When one of you stretched out that familiar arm, draped in black and pointed to the wall, I took the invitation and the smile with it and went to my seat.

The old cushion was, like every face, a reminder. A reminder of things from before. Of organ music and hugs. Of cracked pieces of crackers and juice. Of microphones and fans. Of old people and young people. Of splendid togetherness.

Starting with you for those hours and hearing my senior colleague speak to his beloved relative about what was ahead; tracking the promise in the midst of a church’s choice to call a new pastor; praying for the strength of your emerging bond as church and leader; it was all familiar and wonderful. It was all new and unknown.

It was a faith community doing what faith communities do. It was good to be with you.

What If

What if your faith community gathered together today or tomorrow and, rather than participated in your planned liturgy, decided to claim the closest Muslim community as your neighbor?

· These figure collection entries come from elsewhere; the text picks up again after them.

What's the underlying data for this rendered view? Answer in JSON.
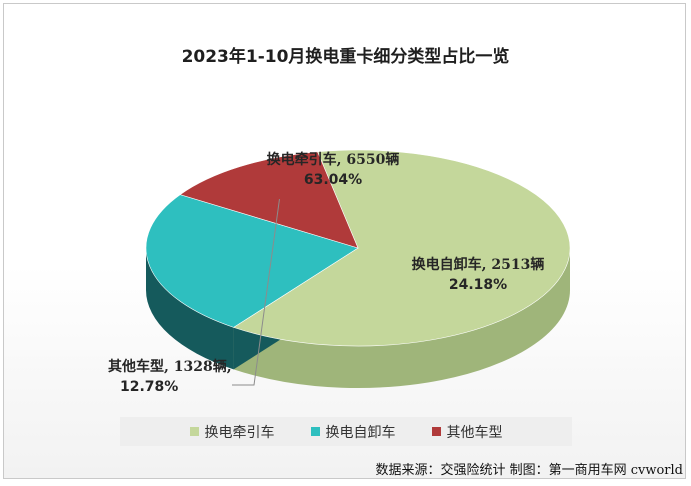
{
  "chart_data": {
    "type": "pie",
    "title": "2023年1-10月换电重卡细分类型占比一览",
    "slices": [
      {
        "name": "换电牵引车",
        "value": 6550,
        "percent": 63.04,
        "label": "换电牵引车, 6550辆",
        "percent_label": "63.04%",
        "color": "#c4d79b",
        "side_color": "#9fb57a"
      },
      {
        "name": "换电自卸车",
        "value": 2513,
        "percent": 24.18,
        "label": "换电自卸车, 2513辆",
        "percent_label": "24.18%",
        "color": "#2ebfbf",
        "side_color": "#155a5c"
      },
      {
        "name": "其他车型",
        "value": 1328,
        "percent": 12.78,
        "label": "其他车型, 1328辆,",
        "percent_label": "12.78%",
        "color": "#b03a3a",
        "side_color": "#6e2424"
      }
    ],
    "legend_position": "bottom",
    "style": "3d-pie"
  },
  "source_note": "数据来源：交强险统计  制图：第一商用车网 cvworld"
}
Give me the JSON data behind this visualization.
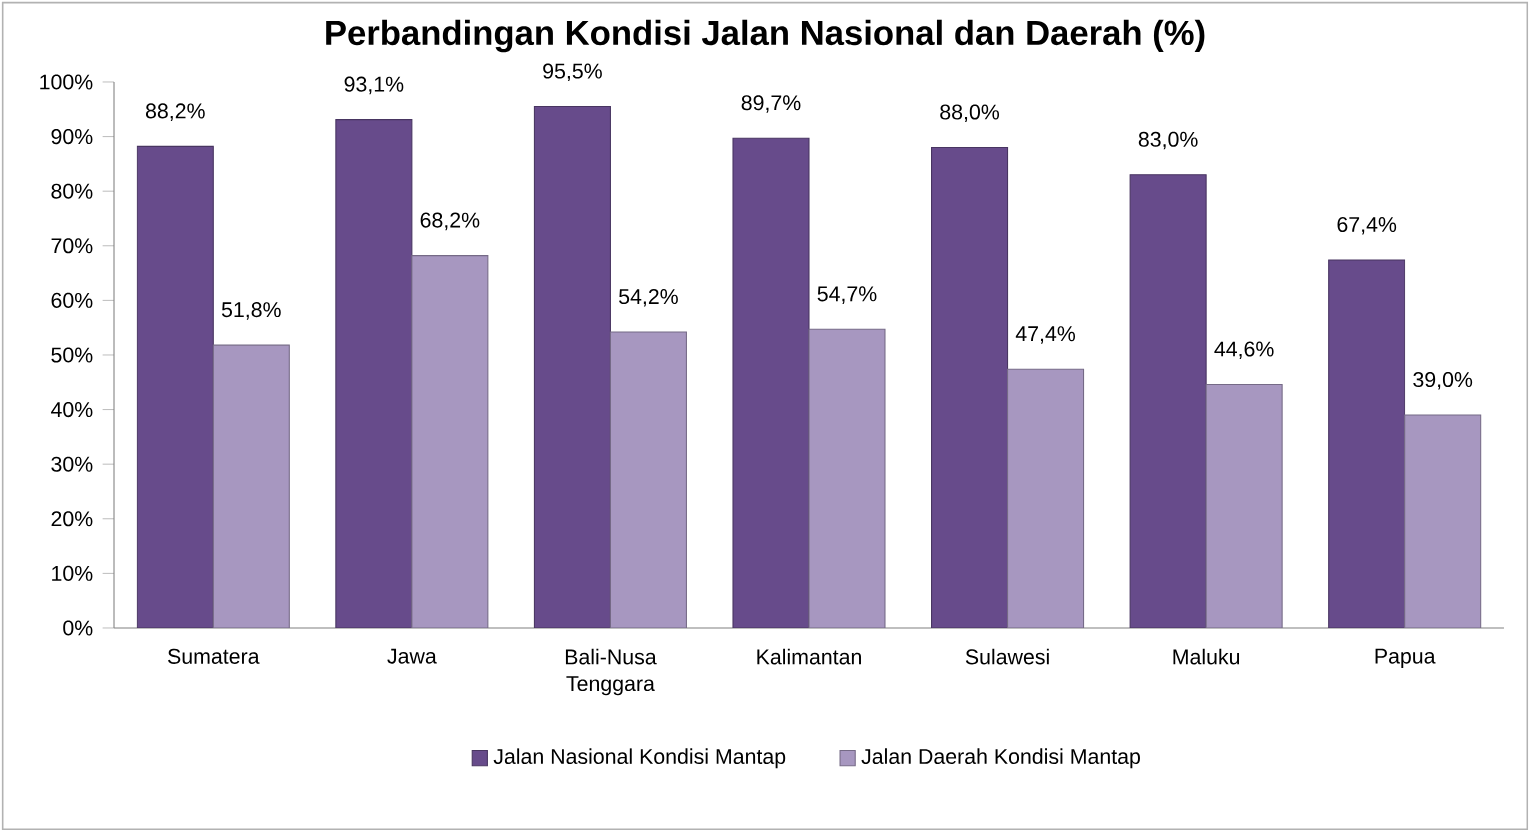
{
  "chart_data": {
    "type": "bar",
    "title": "Perbandingan Kondisi Jalan Nasional dan Daerah (%)",
    "categories": [
      "Sumatera",
      "Jawa",
      "Bali-Nusa Tenggara",
      "Kalimantan",
      "Sulawesi",
      "Maluku",
      "Papua"
    ],
    "series": [
      {
        "name": "Jalan Nasional Kondisi Mantap",
        "color": "#674b8b",
        "values": [
          88.2,
          93.1,
          95.5,
          89.7,
          88.0,
          83.0,
          67.4
        ],
        "value_labels": [
          "88,2%",
          "93,1%",
          "95,5%",
          "89,7%",
          "88,0%",
          "83,0%",
          "67,4%"
        ]
      },
      {
        "name": "Jalan Daerah Kondisi Mantap",
        "color": "#a797c0",
        "values": [
          51.8,
          68.2,
          54.2,
          54.7,
          47.4,
          44.6,
          39.0
        ],
        "value_labels": [
          "51,8%",
          "68,2%",
          "54,2%",
          "54,7%",
          "47,4%",
          "44,6%",
          "39,0%"
        ]
      }
    ],
    "ylim": [
      0,
      100
    ],
    "yticks": [
      {
        "value": 0,
        "label": "0%"
      },
      {
        "value": 10,
        "label": "10%"
      },
      {
        "value": 20,
        "label": "20%"
      },
      {
        "value": 30,
        "label": "30%"
      },
      {
        "value": 40,
        "label": "40%"
      },
      {
        "value": 50,
        "label": "50%"
      },
      {
        "value": 60,
        "label": "60%"
      },
      {
        "value": 70,
        "label": "70%"
      },
      {
        "value": 80,
        "label": "80%"
      },
      {
        "value": 90,
        "label": "90%"
      },
      {
        "value": 100,
        "label": "100%"
      }
    ],
    "legend": "bottom",
    "grid": false
  }
}
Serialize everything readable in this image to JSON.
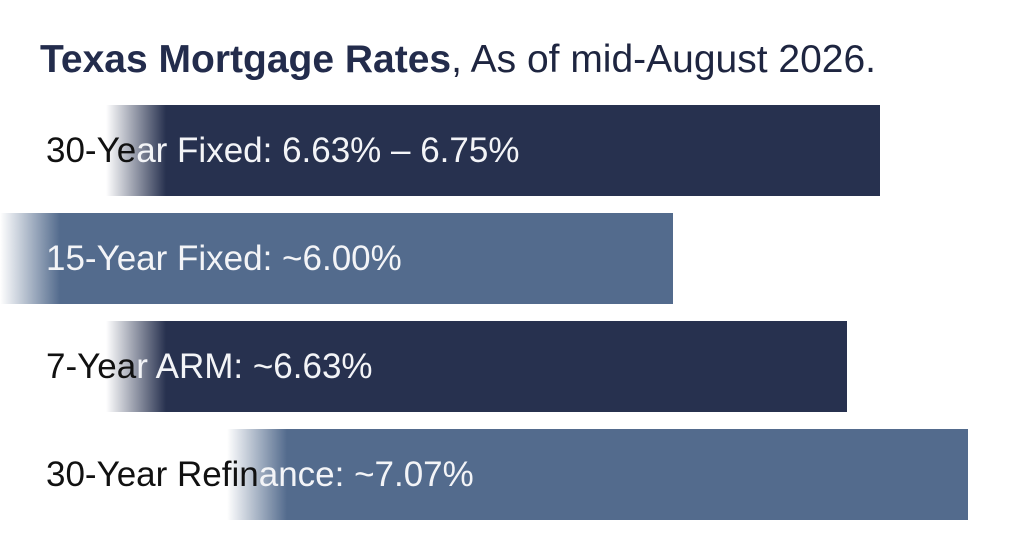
{
  "title": {
    "bold": "Texas Mortgage Rates",
    "rest": ", As of mid-August 2026."
  },
  "colors": {
    "dark_bar": "#27314f",
    "light_bar": "#536b8d",
    "title": "#232c4c"
  },
  "chart_data": {
    "type": "bar",
    "orientation": "horizontal",
    "categories": [
      "30-Year Fixed",
      "15-Year Fixed",
      "7-Year ARM",
      "30-Year Refinance"
    ],
    "labels": [
      "30-Year Fixed: 6.63% – 6.75%",
      "15-Year Fixed: ~6.00%",
      "7-Year ARM: ~6.63%",
      "30-Year Refinance: ~7.07%"
    ],
    "ranges": [
      [
        6.63,
        6.75
      ],
      [
        6.0,
        6.0
      ],
      [
        6.63,
        6.63
      ],
      [
        7.07,
        7.07
      ]
    ],
    "bar_colors": [
      "#27314f",
      "#536b8d",
      "#27314f",
      "#536b8d"
    ],
    "xlim": [
      3.7,
      7.15
    ],
    "grid": false,
    "legend": "none"
  }
}
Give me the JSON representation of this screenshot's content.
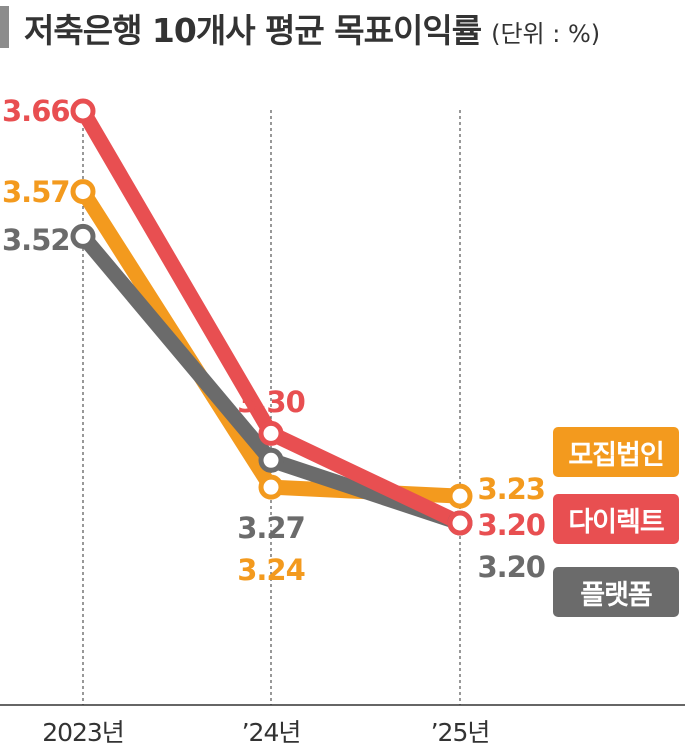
{
  "chart_data": {
    "type": "line",
    "title": "저축은행 10개사 평균 목표이익률",
    "unit_label": "(단위 : %)",
    "categories": [
      "2023년",
      "’24년",
      "’25년"
    ],
    "series": [
      {
        "name": "모집법인",
        "color": "#f39a1e",
        "values": [
          3.57,
          3.24,
          3.23
        ],
        "labels": [
          "3.57",
          "3.24",
          "3.23"
        ]
      },
      {
        "name": "다이렉트",
        "color": "#e84f51",
        "values": [
          3.66,
          3.3,
          3.2
        ],
        "labels": [
          "3.66",
          "3.30",
          "3.20"
        ]
      },
      {
        "name": "플랫폼",
        "color": "#6b6b6b",
        "values": [
          3.52,
          3.27,
          3.2
        ],
        "labels": [
          "3.52",
          "3.27",
          "3.20"
        ]
      }
    ],
    "grid": "vertical-dashed",
    "legend": "right"
  }
}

What if you contacted the leader there, let that person know that you and your people were coming to support them, to stand in solidarity, to pray in love, and to witness to the possible?

What if your church expanded its definition of an encounter with God so that you saw the Eucharist, the Mass, the body and the blood in, now, the broken bodies of the latest victim of ever-present, simmering, structured, resilient evils representing themselves as having to do with goodness?

What if your community of faith added to its solid theology a pointed plan to always claim the latest least of these by re-working agendas in order to show up, to initiate the call to worship around that black church basement, around those riddled walls of that synagogue, and just outside the caution tape and close enough to see shreds of scattered prayer rugs?

What if you believed that God believed that being present meant going and waiting, going and crying, going and replacing your order of service in your city or your suburb so that the order came from the dizzying chaos of no order and blasted hope and suffering?

What if you took seriously the deepest pains of your folk and your people and used that pain to turn outward to the folks you have yet to see?

What if those previously unseen people started to look like you, your beautiful faith community, and your spiritual family until it became completely unsettling to do what your leadership committee planned for this fiscal year?

What if you took a risk to respond to this moment?

What if you committed to doing more as a spiritual practice, to inviting others to do more, and to staying inspired to make “more” a new setting in the face of politically nourished xenophobia?

What if you queried your people and said in an authentic, your-own-voice-and-your-own-words-kinda-way, what will we do about this?

What if that question became standard in response to such tragedy?

What if you listened to their responses?